Third ‘mystery’: Pay very close attention to the details; look in-between the overlapping layers. Here you will recognize the Montagne Sainte-Victoire, dear to Cézanne, there you will see an enlargement of an “airbrush testing-sheet” used for another painting. You will also notice that some abstract paintings are actually real palettes used by the artists, which happen to be offset plates – garbage from the printing of their last catalogue. All these connections, but also the artists’ manner, the circulation of motifs, have one thing in common: a principle of pleasure.

“Something in the paintings of Ida Tursic and Wilfried Mille makes us beautiful, and turns us into worthy onlookers. Herein lies the 'intangible' part of the oeuvre of Ida Tursic and Wilfried Mille. It is in the nature and making of this relationship which links us to it. And if this painting leaves plenty of room for tangible things, but does not assign them any place particular, this is because its project is elsewhere: in the on-going quest for ways of expressing this intangible part which alone sets works of art apart from ordinary things, and makes a distinction between pictures and paintings.”

(Éric Troncy, This Painting in Ida Tursic & Wilfried Mille. Decade, Les presses du réel, 2011) At the same time, Galerie Max Hetzler presents an exhibition with new paintings by André Butzer at Goethestrasse 2/3.
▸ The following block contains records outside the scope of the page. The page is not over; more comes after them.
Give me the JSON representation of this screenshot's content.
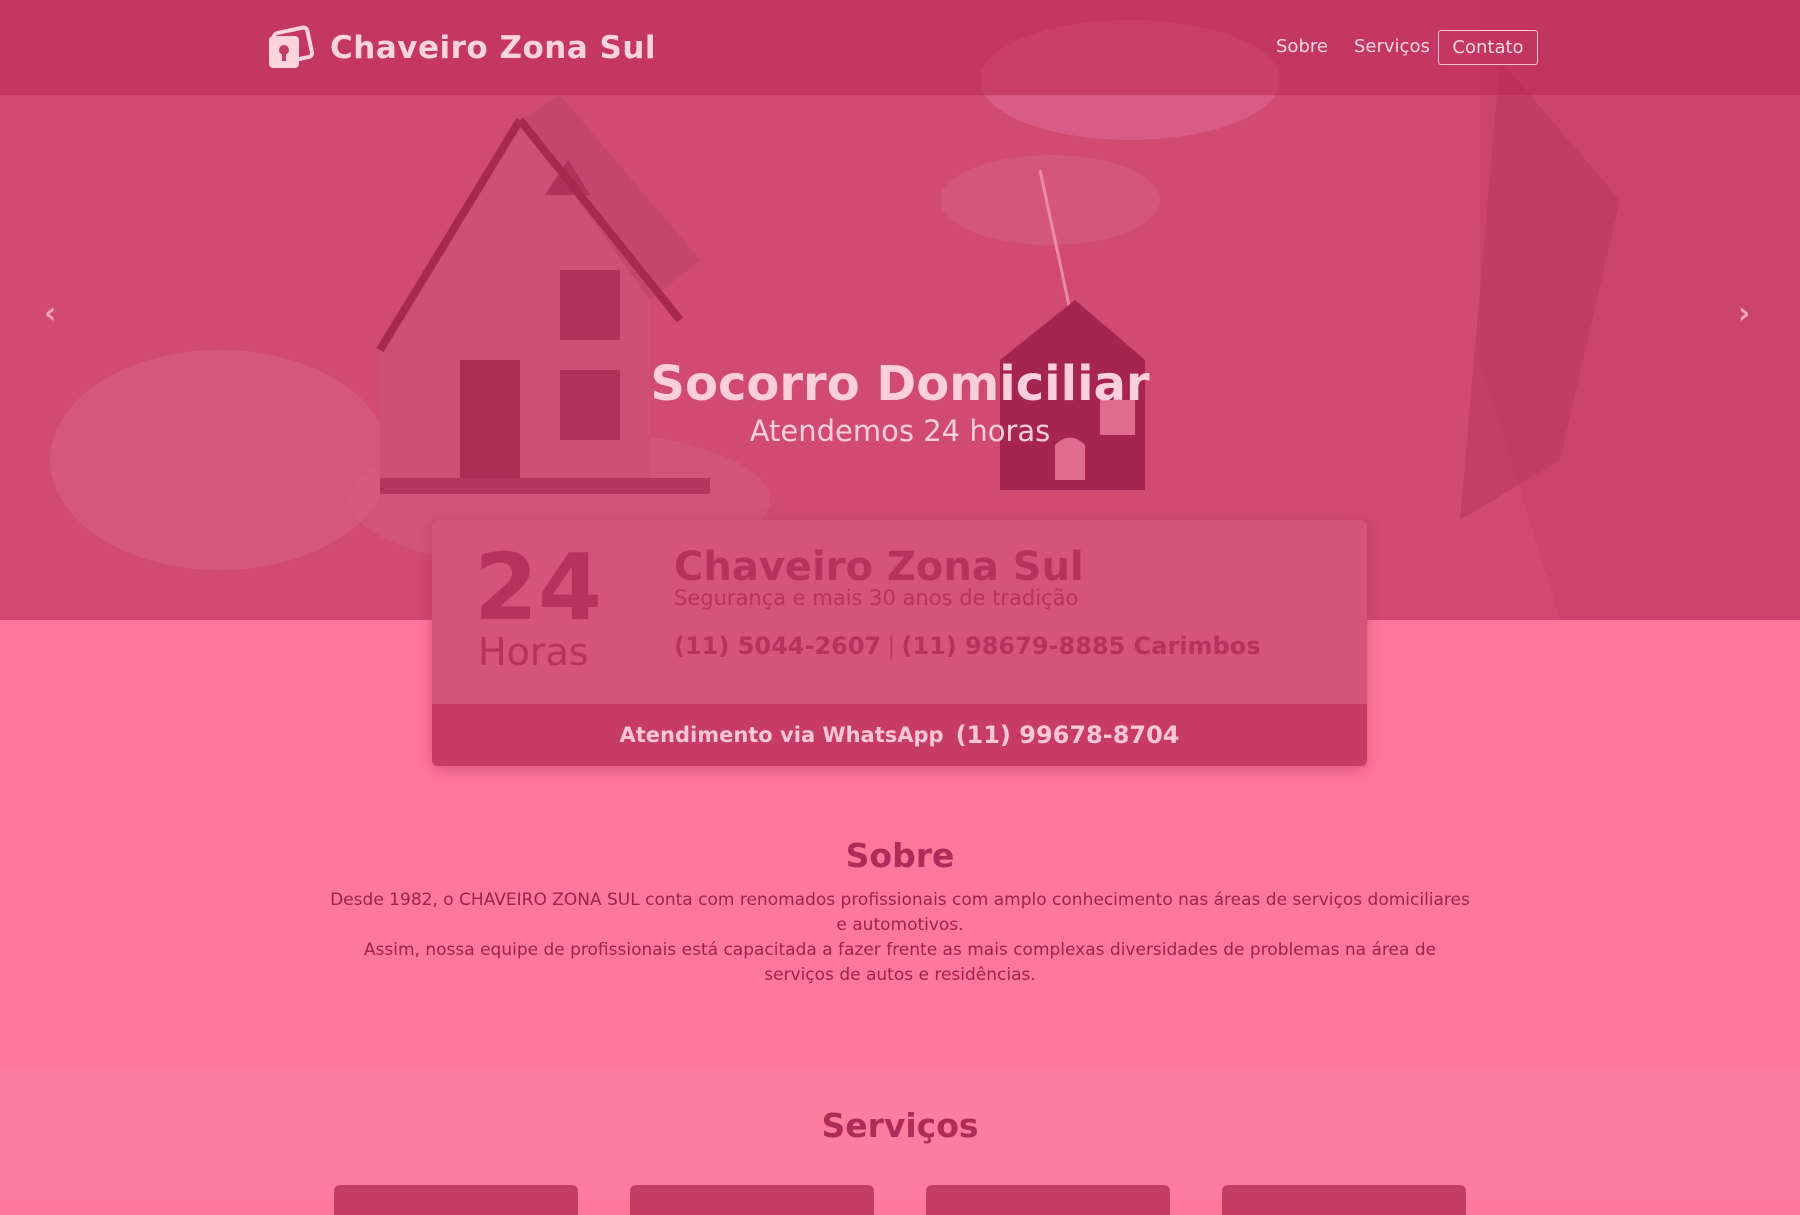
{
  "brand": {
    "name": "Chaveiro Zona Sul"
  },
  "nav": {
    "items": [
      "Sobre",
      "Serviços"
    ],
    "contact": "Contato"
  },
  "hero": {
    "title": "Socorro Domiciliar",
    "subtitle": "Atendemos 24 horas",
    "prev_arrow": "‹",
    "next_arrow": "›"
  },
  "card": {
    "hours_number": "24",
    "hours_label": "Horas",
    "title": "Chaveiro Zona Sul",
    "subtitle": "Segurança e mais 30 anos de tradição",
    "phone_1": "(11) 5044-2607",
    "separator": "|",
    "phone_2": "(11) 98679-8885 Carimbos",
    "whatsapp_label": "Atendimento via WhatsApp",
    "whatsapp_number": "(11) 99678-8704"
  },
  "about": {
    "title": "Sobre",
    "paragraph_1": "Desde 1982, o CHAVEIRO ZONA SUL conta com renomados profissionais com amplo conhecimento nas áreas de serviços domiciliares e automotivos.",
    "paragraph_2": "Assim, nossa equipe de profissionais está capacitada a fazer frente as mais complexas diversidades de problemas na área de serviços de autos e residências."
  },
  "services": {
    "title": "Serviços"
  },
  "colors": {
    "page_bg": "#fe789c",
    "hero_overlay": "#d14a73",
    "card_bg": "#d6537c",
    "card_footer": "#c63c66",
    "heading": "#b02c58"
  },
  "icons": {
    "logo": "lock-box-icon",
    "prev": "chevron-left-icon",
    "next": "chevron-right-icon"
  }
}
Ida Tursic (1974 in Belgrade, Serbia) and Wilfried Mille (1974 in Boulogne-sur-mer, France) live and work in Diénay, Burgundy. Solo exhibitions include Musée des Beaux-Arts, Dôle; FRAC Auvergne, Clermont-Ferrand; Le musée de Sérignan or 40m Cube, Rennes among others. They participated in several group shows, including Shit and Die, Palazzo Cavour, Torino (curated by Maurizio Cattelan) (2014); Halftone, Galerie Max Hetzler, Paris and Berlin (2014); My Paris, ME-Collectors Room, Berlin (2011); Centre Pompidou at Hermitage Museum, St Petersburg (2010); l’Image Cabrée, Centre Pompidou, Paris (2010). Their work is in the permanent collections of the Centre Pompidou, Paris; Le Consortium, Dijon; Berardo Museum, Lisbon; Francès Foundation, Senlis and National collection of Contemporary Art-FNAC, Paris, among others. In October 2014, they participated to a symposium on painting at College de France with Glenn Brown and Jeff Koons. In July 2015 their second public commission in France was inaugurated: the paintings in the Salon de Musique of Villa Laurens in Agde.